Kevin Low, an IT executive with a local small and midsize business, told ZDNet Asia in an e-mail the device would make perfect sense if it is installed in laptops which contain corporate information that would otherwise be privy to competitors. There is assurance that in the event of a theft or loss of device, sensitive data will remain safe from outsider access, he explained.

"However, [even] with the fail-safe device in place...I worry that hackers might have a way to gain access to my data even it is self erasing," said Low.

Consider human factor, holistic perspective
C.K. Lee, Singapore country manager for data recovery vendor Kroll Ontrack, similarly emphasized the need for such devices to better secure sensitive data, since stored information in devices are typically still easily retrievable.

The general attitude toward data security and disposal of storage devices, he pointed out, remains "careless" and self-erase features of such HDDs will help to protect sensitive data.

Lee added his company has witnessed many cases of data loss and information security issues. "The majority of these are still caused by human error or technical failures.

"Although technological advances and features will increase data security and prevent data loss up to a certain level, the human element remains the most critical in any information security policy," the executive said.

CrimsonLogic's Thio highlighted the need for a "holistic data leakage prevention" framework, which encompasses the entire architecture of data creation, transit and storage.

He also noted that most data thefts do not occur in the form of digital data or media but physical documents.

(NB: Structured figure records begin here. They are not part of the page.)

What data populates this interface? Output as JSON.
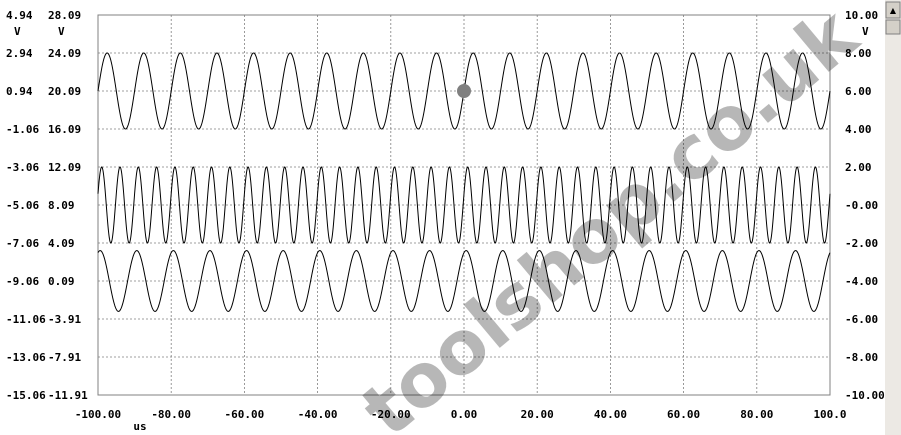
{
  "left_axis_a": {
    "unit": "V",
    "ticks": [
      "4.94",
      "2.94",
      "0.94",
      "-1.06",
      "-3.06",
      "-5.06",
      "-7.06",
      "-9.06",
      "-11.06",
      "-13.06",
      "-15.06"
    ]
  },
  "left_axis_b": {
    "unit": "V",
    "ticks": [
      "28.09",
      "24.09",
      "20.09",
      "16.09",
      "12.09",
      "8.09",
      "4.09",
      "0.09",
      "-3.91",
      "-7.91",
      "-11.91"
    ]
  },
  "right_axis": {
    "unit": "V",
    "ticks": [
      "10.00",
      "8.00",
      "6.00",
      "4.00",
      "2.00",
      "-0.00",
      "-2.00",
      "-4.00",
      "-6.00",
      "-8.00",
      "-10.00"
    ]
  },
  "x_axis": {
    "unit": "us",
    "ticks": [
      "-100.00",
      "-80.00",
      "-60.00",
      "-40.00",
      "-20.00",
      "0.00",
      "20.00",
      "40.00",
      "60.00",
      "80.00",
      "100.0"
    ]
  },
  "watermark": "toolshop.co.uk",
  "scrollbar": {
    "up_arrow": "▲"
  },
  "chart_data": {
    "type": "line",
    "xlim": [
      -100,
      100
    ],
    "ylim": [
      -10,
      10
    ],
    "grid": true,
    "series": [
      {
        "cycles": 20,
        "amplitude": 2.0,
        "offset": 6.0,
        "phase": 0.0
      },
      {
        "cycles": 40,
        "amplitude": 2.0,
        "offset": 0.0,
        "phase": 0.3
      },
      {
        "cycles": 20,
        "amplitude": 1.6,
        "offset": -4.0,
        "phase": 1.2
      }
    ],
    "marker": {
      "x": 0.0,
      "y": 6.0,
      "color": "#808080"
    }
  }
}
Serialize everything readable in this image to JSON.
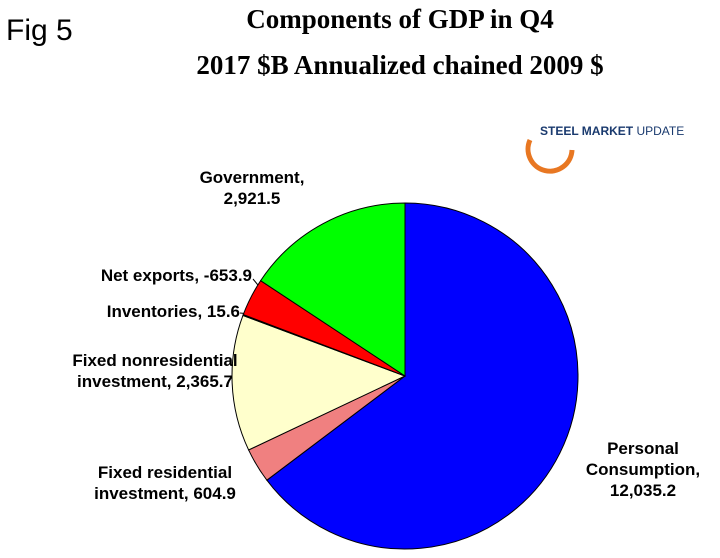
{
  "fig_label": "Fig 5",
  "logo": [
    "STEEL MARKET",
    "UPDATE"
  ],
  "chart_data": {
    "type": "pie",
    "title": "Components of GDP in Q4",
    "subtitle": "2017 $B Annualized chained 2009 $",
    "categories": [
      "Personal Consumption,",
      "Fixed residential investment,",
      "Fixed nonresidential investment,",
      "Inventories,",
      "Net exports,",
      "Government,"
    ],
    "values": [
      12035.2,
      604.9,
      2365.7,
      15.6,
      -653.9,
      2921.5
    ],
    "value_labels": [
      "12,035.2",
      "604.9",
      "2,365.7",
      "15.6",
      "-653.9",
      "2,921.5"
    ],
    "colors": [
      "#0000ff",
      "#f08080",
      "#ffffcc",
      "#c8c8c8",
      "#ff0000",
      "#00ff00"
    ]
  }
}
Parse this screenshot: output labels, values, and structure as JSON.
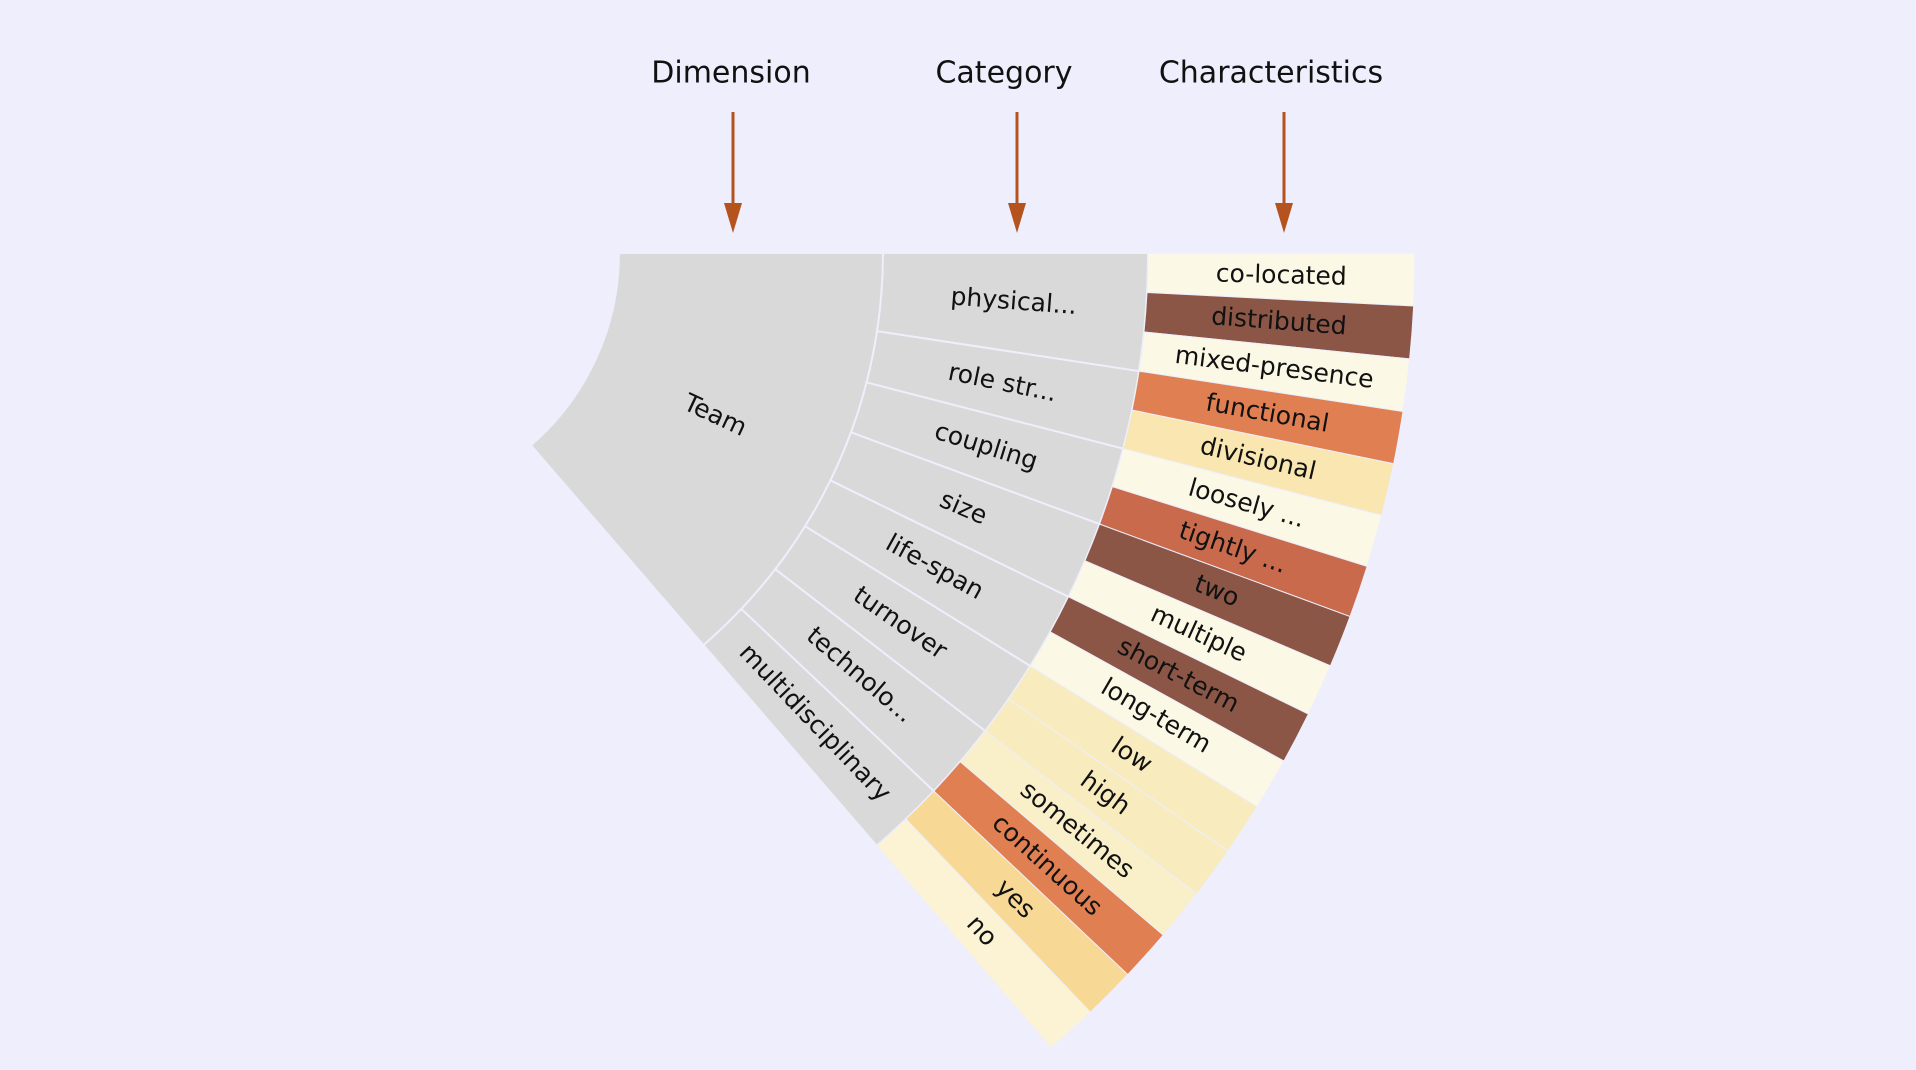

There is hence a need to plug the gap in physical security, he said.

Portable alternative
Low expressed preference for secure portable drives over built-in devices, citing Datalocker as one such provider.

Its DL3 HDD comes with a touchscreen keypad and requires two-factor authentication for access. The user has to swipe a card equipped with radio frequency identification (RFID) technology and thereafter enter a password on the touchscreen alphanumeric keypad. Once successfully authenticated, the drive becomes visible on the computer system.

Jay Kim, DataLocker's COO said in an article on PCMag that hardware-based authentication is more effective than software-based authentication, adding such products can be used in environments that do not allow software installation.